Today marks 24 weeks! The magic number around here for viability. The magic number that equates to the doctors that now is a practical time to fight for baby. So, just like last time, I started steroid shots today for Baby's lungs, and the dreaded monitoring. These are the things that haunt me while I am here. All of the dips in Hailey's monitoring flash before me like they are happening again.

There are a few differences that are worth noting between these two.
1. This Baby had fluid for what  they are guessing to be around 5 weeks more than Hailey. That means that this baby's lungs, pulmonary system, and brain development MAY be at an advantage.
2. The placenta in this pregnancy is not a lousy one like last time. So far, it is still in tact and not having a hard time feeding Baby, like Hailey's did. (I get my first ultrasound tomorrow to verify)

A few prayer requests for now:
1. I passed a blood clot last night and bled this morning. Now the bleeding is slowing down. Praying for no blood loss.
2. My white blood cell count is a tad elevated, meaning an infection may be brewing. If I get a fever, or another sign of certain infection, they will induce.
3.  Monitoring of Baby has looked good today. I am contracting but not intense enough and it does not effect Baby. Prayers for no contractions.
4. Our mental, emotional, and spiritual state.  Jake has to work during the week, so is unable to be with me.
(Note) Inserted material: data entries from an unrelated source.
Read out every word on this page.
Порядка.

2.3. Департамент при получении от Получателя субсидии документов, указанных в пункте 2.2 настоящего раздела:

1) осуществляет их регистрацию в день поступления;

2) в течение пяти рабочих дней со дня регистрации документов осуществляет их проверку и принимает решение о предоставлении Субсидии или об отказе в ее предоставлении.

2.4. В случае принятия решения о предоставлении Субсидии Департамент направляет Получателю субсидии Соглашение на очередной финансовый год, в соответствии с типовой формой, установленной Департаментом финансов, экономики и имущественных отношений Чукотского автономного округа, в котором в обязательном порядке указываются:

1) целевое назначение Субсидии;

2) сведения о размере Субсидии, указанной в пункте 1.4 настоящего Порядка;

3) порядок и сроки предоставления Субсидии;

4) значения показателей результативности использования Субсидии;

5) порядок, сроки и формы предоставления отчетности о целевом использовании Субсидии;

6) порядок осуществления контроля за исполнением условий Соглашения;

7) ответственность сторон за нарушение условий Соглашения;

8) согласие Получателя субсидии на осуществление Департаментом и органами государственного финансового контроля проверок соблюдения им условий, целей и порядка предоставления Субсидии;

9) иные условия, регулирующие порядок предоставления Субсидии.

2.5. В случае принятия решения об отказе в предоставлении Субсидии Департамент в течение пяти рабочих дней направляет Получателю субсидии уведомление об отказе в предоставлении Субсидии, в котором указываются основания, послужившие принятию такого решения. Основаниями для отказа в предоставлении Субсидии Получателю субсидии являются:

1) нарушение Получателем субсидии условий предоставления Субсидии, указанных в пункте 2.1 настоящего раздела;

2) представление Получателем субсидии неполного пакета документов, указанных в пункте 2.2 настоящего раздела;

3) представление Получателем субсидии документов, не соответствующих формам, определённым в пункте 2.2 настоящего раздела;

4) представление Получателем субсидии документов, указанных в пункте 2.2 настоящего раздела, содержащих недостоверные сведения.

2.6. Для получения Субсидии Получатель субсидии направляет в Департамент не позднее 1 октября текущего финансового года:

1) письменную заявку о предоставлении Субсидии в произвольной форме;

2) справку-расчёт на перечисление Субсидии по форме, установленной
Like I said to begin with, such a surreal state. We know that God will give us the strength that we need when needed. We have always felt that and continually do. However, it is when we try to take that strength and claim it as our own that we fall completely short. When I am weak, HE is strong.  I am claiming Exodus 14:14 "The Lord will fight for you, you need only to be still". Practicing being still is so hard in this all too familiar place, yet in His presence, being still, is where we long to be.

The other night, teary-eyed Jake said "You know, if this baby only knows his true father, then why can I be so upset?" The peace we have felt with Hailey is still real and daily sought. It is a comfort to know that the same peace is available to us once again for this baby, whatever the outcome may be.

I know this post is a blabbering of scattered thoughts and information, but we once again wanted to invite you into this space with us, to walk with us, and to align our hearts together before our Sovereign Lord.